Here is how the Apostle John put it…
“In the beginning was the Word. And the Word was with God, and the Word was God…. The Word became flesh and dwelt among us. And we beheld His glory, the glory as of the only begotten from the Father, full of grace and truth.” (John 1:1,14)
That Word was Jesus.
And again…
“What was from the beginning, what we have heard, what we have seen with our eyes, what we beheld and our hands handled, concerning the Word of Life….what we have seen and heard we proclaim to you also, that you may have fellowship with us….” (I John 1:1,3).
God in Heaven–the Author–put His message in a Person whom He called “The Word” and sent that One to earth so people could see and hear and touch, and believe.
Jesus said, “He who has seen Me has seen the Father” (John 14:9).
We get the Message, Lord. (Oh, and thank you very much.)
There is a sense in which we earthlings are reproducing Jesus in this world.
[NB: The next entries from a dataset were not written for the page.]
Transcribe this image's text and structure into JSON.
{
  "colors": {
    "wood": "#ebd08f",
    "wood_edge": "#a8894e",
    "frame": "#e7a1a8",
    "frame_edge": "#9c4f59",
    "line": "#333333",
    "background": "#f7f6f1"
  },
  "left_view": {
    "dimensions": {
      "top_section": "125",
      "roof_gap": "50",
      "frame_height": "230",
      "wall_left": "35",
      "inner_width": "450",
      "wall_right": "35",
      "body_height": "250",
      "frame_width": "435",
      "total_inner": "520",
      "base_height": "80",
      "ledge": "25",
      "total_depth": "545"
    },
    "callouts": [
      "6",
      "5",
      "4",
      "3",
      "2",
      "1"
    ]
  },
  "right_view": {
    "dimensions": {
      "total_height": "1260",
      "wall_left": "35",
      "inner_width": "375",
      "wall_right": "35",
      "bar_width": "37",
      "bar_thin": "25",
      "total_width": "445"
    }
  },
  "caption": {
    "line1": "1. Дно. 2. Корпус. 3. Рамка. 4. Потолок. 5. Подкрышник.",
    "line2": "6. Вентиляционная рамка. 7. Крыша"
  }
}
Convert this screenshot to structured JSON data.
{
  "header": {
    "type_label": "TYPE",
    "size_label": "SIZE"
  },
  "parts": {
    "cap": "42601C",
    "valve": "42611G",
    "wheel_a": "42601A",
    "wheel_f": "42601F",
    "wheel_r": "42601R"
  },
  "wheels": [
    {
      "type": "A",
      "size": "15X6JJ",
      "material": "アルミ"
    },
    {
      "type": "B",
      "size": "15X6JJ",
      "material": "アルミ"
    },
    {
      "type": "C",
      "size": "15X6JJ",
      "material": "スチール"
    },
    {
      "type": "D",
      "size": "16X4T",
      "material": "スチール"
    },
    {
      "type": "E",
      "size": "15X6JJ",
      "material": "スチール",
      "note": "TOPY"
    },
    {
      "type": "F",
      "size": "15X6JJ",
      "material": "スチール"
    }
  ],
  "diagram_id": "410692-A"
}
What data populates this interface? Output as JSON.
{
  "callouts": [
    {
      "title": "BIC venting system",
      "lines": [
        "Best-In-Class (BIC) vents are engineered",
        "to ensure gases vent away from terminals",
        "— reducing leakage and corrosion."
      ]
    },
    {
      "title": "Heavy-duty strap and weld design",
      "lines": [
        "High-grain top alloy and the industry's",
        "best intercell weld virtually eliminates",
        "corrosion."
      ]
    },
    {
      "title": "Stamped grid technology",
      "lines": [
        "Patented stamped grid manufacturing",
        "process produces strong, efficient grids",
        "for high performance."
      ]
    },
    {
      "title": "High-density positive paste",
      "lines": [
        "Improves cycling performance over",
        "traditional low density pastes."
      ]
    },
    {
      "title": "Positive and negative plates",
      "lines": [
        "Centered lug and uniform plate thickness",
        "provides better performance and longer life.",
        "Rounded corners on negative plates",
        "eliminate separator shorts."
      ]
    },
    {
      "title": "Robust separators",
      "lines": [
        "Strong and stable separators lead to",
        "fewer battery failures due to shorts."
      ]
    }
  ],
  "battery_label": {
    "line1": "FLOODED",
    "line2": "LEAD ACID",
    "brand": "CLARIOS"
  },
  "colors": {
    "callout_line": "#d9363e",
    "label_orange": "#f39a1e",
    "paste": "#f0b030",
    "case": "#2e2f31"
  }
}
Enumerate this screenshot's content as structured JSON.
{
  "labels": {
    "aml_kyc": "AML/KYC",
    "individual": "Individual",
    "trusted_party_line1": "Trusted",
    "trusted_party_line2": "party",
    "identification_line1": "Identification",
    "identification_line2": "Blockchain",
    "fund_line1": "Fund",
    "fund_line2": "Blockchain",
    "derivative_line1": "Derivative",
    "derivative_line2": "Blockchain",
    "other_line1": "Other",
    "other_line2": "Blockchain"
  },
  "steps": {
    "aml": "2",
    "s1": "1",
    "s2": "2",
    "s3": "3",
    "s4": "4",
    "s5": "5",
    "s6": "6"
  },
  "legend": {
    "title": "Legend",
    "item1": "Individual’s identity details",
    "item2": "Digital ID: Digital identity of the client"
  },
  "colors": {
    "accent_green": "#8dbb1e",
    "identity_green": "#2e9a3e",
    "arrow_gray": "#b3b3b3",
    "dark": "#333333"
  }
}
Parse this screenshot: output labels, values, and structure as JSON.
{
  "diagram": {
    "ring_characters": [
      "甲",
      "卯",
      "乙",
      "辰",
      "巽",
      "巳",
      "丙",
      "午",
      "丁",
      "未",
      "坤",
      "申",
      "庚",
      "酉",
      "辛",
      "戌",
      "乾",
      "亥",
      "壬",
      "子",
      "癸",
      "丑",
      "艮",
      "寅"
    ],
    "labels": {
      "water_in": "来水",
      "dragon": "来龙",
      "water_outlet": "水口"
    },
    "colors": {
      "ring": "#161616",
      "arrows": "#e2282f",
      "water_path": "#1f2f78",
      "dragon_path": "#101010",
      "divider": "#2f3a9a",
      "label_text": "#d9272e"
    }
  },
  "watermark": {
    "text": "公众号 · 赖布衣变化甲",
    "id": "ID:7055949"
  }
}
Or, to be more exact, the Holy Spirit is producing Christlike people in this world. The Apostle Paul said, “But we all…are being transformed into the same image from glory to glory, just as from the Lord, the Spirit” (2 Corinthians 3:18).
We shrink from making such a statement, but there is a sense in which we ought to be able to say to people, “You want to see God? (or Jesus?) Look at me.” And then, pointing at a brother or sister, “Look at him. Look at her.”
That is actually the plan, in a manner of speaking. (We must not press this metaphor too hard, because nothing the Spirit will do in you or me in this life will detract from the unique thing He has done in Jesus Christ. All our Christlikeness should simply point others to Jesus.)
It’s an odd thing. The more like Jesus Christ I become in this world, the more I become my authentic self, and less a clone of anyone or a copy or reproduction of anything. (Mull on that for a while!)
Those who fear coming to Jesus because they don’t want to become a clone of some Christian whom they dislike need not to worry. That is not going to happen.
He will make you into the you He had in mind from the beginning. And that’s a pretty wonderful thing, incidentally.
Dear Lord, let Your divine Image be seen in this world in my life, through my words and deeds and mannerisms. May people believe in Jesus because of me, as far-fetched as that may seem. For Thy glory. Amen.